Now you will say no shit mr. Obvious, its clear u need to provide value and give people a reason to have u in their circle, but what I mean by that is that the general wisdom that u need to be “cool, chilled, funny, witty and nice dor people to want to hang out with u” isnt really the highest priority when it comes to defining if someones being of value to a friendship. The most important factor is if in the “thing” they seek out for u are of value which they can potentially benefit from by being close to you.

Explanation:

For example what I could ALWAYS again and again observe was when u at the activity at hand were greater than most of the others in the room (skillwise for example) then u were automatically deemed as approachable and basically “the life of the party” no matter how great ur communication skills or how funny and cool u are.
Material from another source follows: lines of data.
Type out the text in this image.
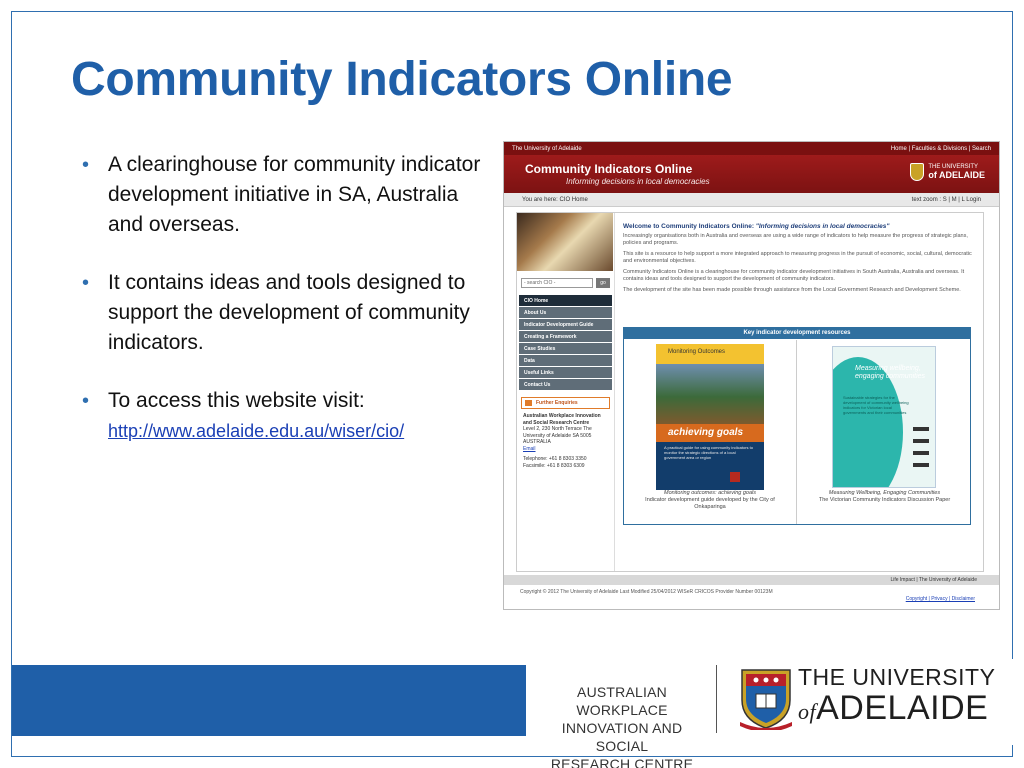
Community Indicators Online
• A clearinghouse for community indicator development initiative in SA, Australia and overseas.
• It contains ideas and tools designed to support the development of community indicators.
• To access this website visit:
http://www.adelaide.edu.au/wiser/cio/
The University of Adelaide	Home | Faculties & Divisions | Search
Community Indicators Online
Informing decisions in local democracies
THE UNIVERSITY
of ADELAIDE
You are here: CIO Home	text zoom : S | M | L Login
- search CIO -	go
CIO Home
About Us
Indicator Development Guide
Creating a Framework
Case Studies
Data
Useful Links
Contact Us
Further Enquiries
Australian Workplace Innovation and Social Research Centre
Level 2, 230 North Terrace The University of Adelaide SA 5005 AUSTRALIA
Email
Telephone: +61 8 8303 3350 Facsimile: +61 8 8303 6309
Welcome to Community Indicators Online: "Informing decisions in local democracies"

Increasingly organisations both in Australia and overseas are using a wide range of indicators to help measure the progress of strategic plans, policies and programs.

This site is a resource to help support a more integrated approach to measuring progress in the pursuit of economic, social, cultural, democratic and environmental objectives.

Community Indicators Online is a clearinghouse for community indicator development initiatives in South Australia, Australia and overseas. It contains ideas and tools designed to support the development of community indicators.

The development of the site has been made possible through assistance from the Local Government Research and Development Scheme.

Key indicator development resources
Monitoring Outcomes
achieving goals
A practical guide for using community indicators to monitor the strategic directions of a local government area or region
Monitoring outcomes: achieving goals
Indicator development guide developed by the City of Onkaparinga
Measuring wellbeing, engaging communities
Sustainable strategies for the development of community wellbeing indicators for Victorian local governments and their communities
Measuring Wellbeing, Engaging Communities
The Victorian Community Indicators Discussion Paper
Life Impact | The University of Adelaide
Copyright © 2012 The University of Adelaide Last Modified 25/04/2012 WISeR CRICOS Provider Number 00123M
Copyright | Privacy | Disclaimer
AUSTRALIAN WORKPLACE
INNOVATION AND SOCIAL
RESEARCH CENTRE
THE UNIVERSITY
ofADELAIDE
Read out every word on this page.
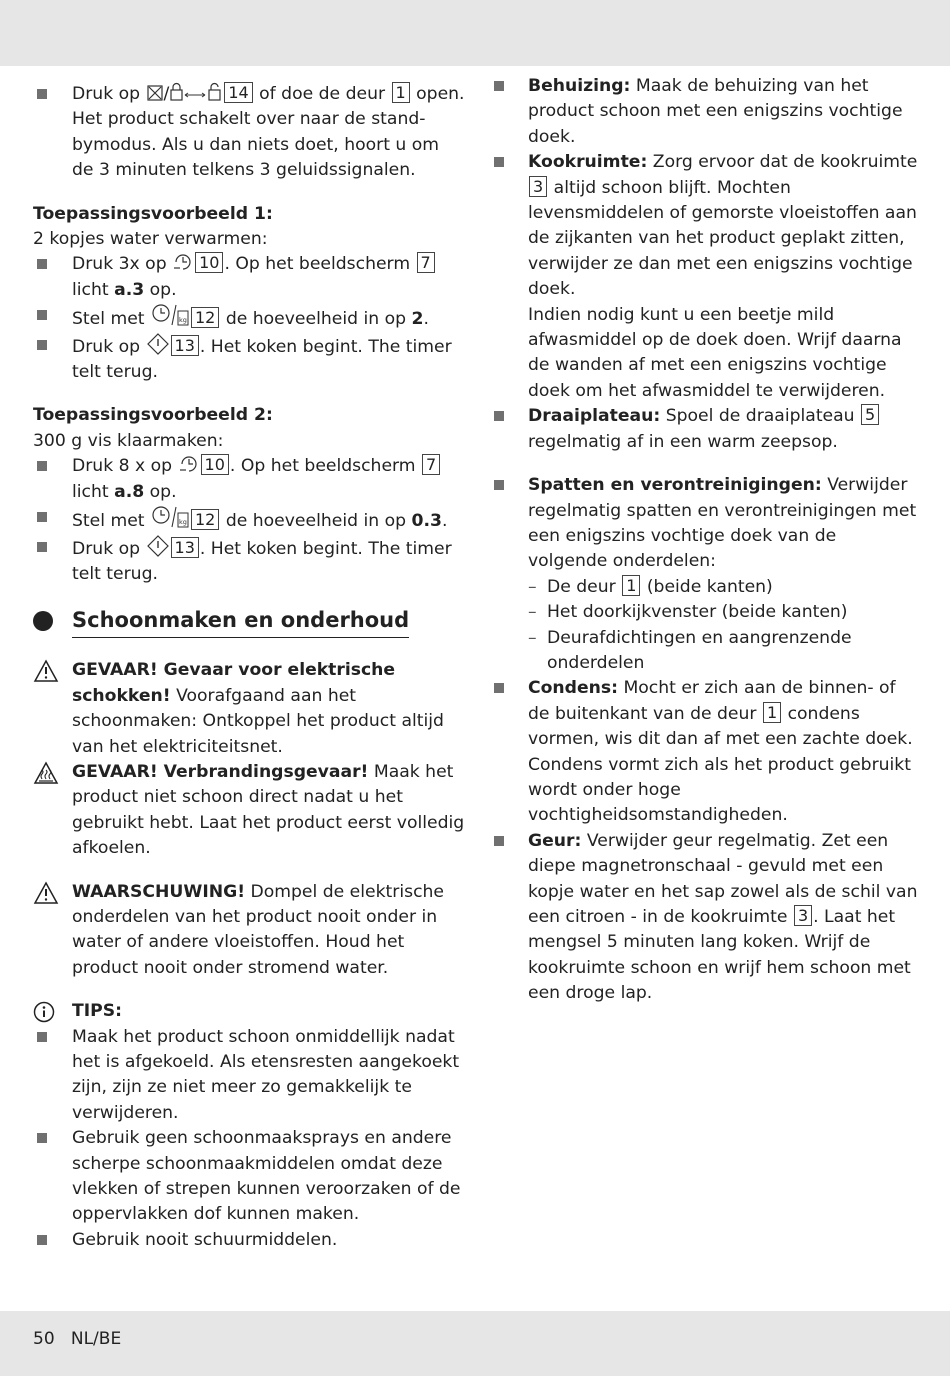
Druk op /	14 of doe de deur 1 open. Het product schakelt over naar de stand-bymodus. Als u dan niets doet, hoort u om de 3 minuten telkens 3 geluidssignalen.
Toepassingsvoorbeeld 1:
2 kopjes water verwarmen:
Druk 3x op 10 . Op het beeldscherm 7 licht a.3 op.
Stel met	kg 12 de hoeveelheid in op 2.
Druk op 13 . Het koken begint. The timer telt terug.
Toepassingsvoorbeeld 2:
300 g vis klaarmaken:
Druk 8 x op 10 . Op het beeldscherm 7 licht a.8 op.
Stel met	kg 12 de hoeveelheid in op 0.3.
Druk op 13 . Het koken begint. The timer telt terug.
Schoonmaken en onderhoud
GEVAAR! Gevaar voor elektrische schokken! Voorafgaand aan het schoonmaken: Ontkoppel het product altijd van het elektriciteitsnet.
GEVAAR! Verbrandingsgevaar! Maak het product niet schoon direct nadat u het gebruikt hebt. Laat het product eerst volledig afkoelen.
WAARSCHUWING! Dompel de elektrische onderdelen van het product nooit onder in water of andere vloeistoffen. Houd het product nooit onder stromend water.
TIPS:
Maak het product schoon onmiddellijk nadat het is afgekoeld. Als etensresten aangekoekt zijn, zijn ze niet meer zo gemakkelijk te verwijderen.
Gebruik geen schoonmaaksprays en andere scherpe schoonmaakmiddelen omdat deze vlekken of strepen kunnen veroorzaken of de oppervlakken dof kunnen maken.
Gebruik nooit schuurmiddelen.
Behuizing: Maak de behuizing van het product schoon met een enigszins vochtige doek.
Kookruimte: Zorg ervoor dat de kookruimte 3 altijd schoon blijft. Mochten levensmiddelen of gemorste vloeistoffen aan de zijkanten van het product geplakt zitten, verwijder ze dan met een enigszins vochtige doek.
Indien nodig kunt u een beetje mild afwasmiddel op de doek doen. Wrijf daarna de wanden af met een enigszins vochtige doek om het afwasmiddel te verwijderen.
Draaiplateau: Spoel de draaiplateau 5 regelmatig af in een warm zeepsop.
Spatten en verontreinigingen: Verwijder regelmatig spatten en verontreinigingen met een enigszins vochtige doek van de volgende onderdelen:
– De deur 1 (beide kanten)
– Het doorkijkvenster (beide kanten)
– Deurafdichtingen en aangrenzende onderdelen
Condens: Mocht er zich aan de binnen- of de buitenkant van de deur 1 condens vormen, wis dit dan af met een zachte doek. Condens vormt zich als het product gebruikt wordt onder hoge vochtigheidsomstandigheden.
Geur: Verwijder geur regelmatig. Zet een diepe magnetronschaal - gevuld met een kopje water en het sap zowel als de schil van een citroen - in de kookruimte 3 . Laat het mengsel 5 minuten lang koken. Wrijf de kookruimte schoon en wrijf hem schoon met een droge lap.
50 NL/BE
On the other hand if u werent good or at least not average or lets say u werent at least as good as anyone else in that space who you could resonate with because u would inevitably be in the “same boat” then ur done, no matter what kind of “nice and cool character u have”.
This has to do with the general human tendency in a social hierarchy that we look up and not down and want people in our circle who r at least on our level or above us who we can resonate with (same level) or benefit from (higher level).

With the same character (funny, cool… or not, whatever u may call me) I was in all different situations. I always have been great at football and had a very easy time socializing in that context and being approached by almost everyone, basically being the center of attention, being invited to every kind of event, like even strangers approaching me. Also had my bad times at other sports where I was trash and no one would even give a fuck, even better, they avoided me like the plague so they wont get socially scrutinized because humans fly around the center of attention like flies around shit and dont want to be degraded socialy by being with the loser at the “activity at hand”.

Same goes for jobs, where I gave my all in the corporate world and got my successes and were the center of attention, people wanting to get closer to me and at other jobs (also tech industry) where I didnt give as much power (for other reasons) and therefore no one wanted to be with the low performer bcuz they would again scrutinize themselves socially and professionally in that case. Examples can go on and on and not the surface is important but the underlying structure which stems from natural human behaviour in social contexts.

That goes hand in hand with the fact that people leave u once they find other priorities and where u were once a great companion because u shared the same priority for the same “activity” and u both were at least at the same level, they now dont see value in u anymore because they dont benefit from u anymore regarding the new priority and theres basically no overlap anymore.

Conclusion:

Doesnt matter how funny, witty, cool, chilled or whatever the fuck u r,
what matters is what u bring to the table people can benefit from (being funny and that bs is not included and not first priority) which will ultimately want them to be close to u. There is no relationship without such a beneficiary component.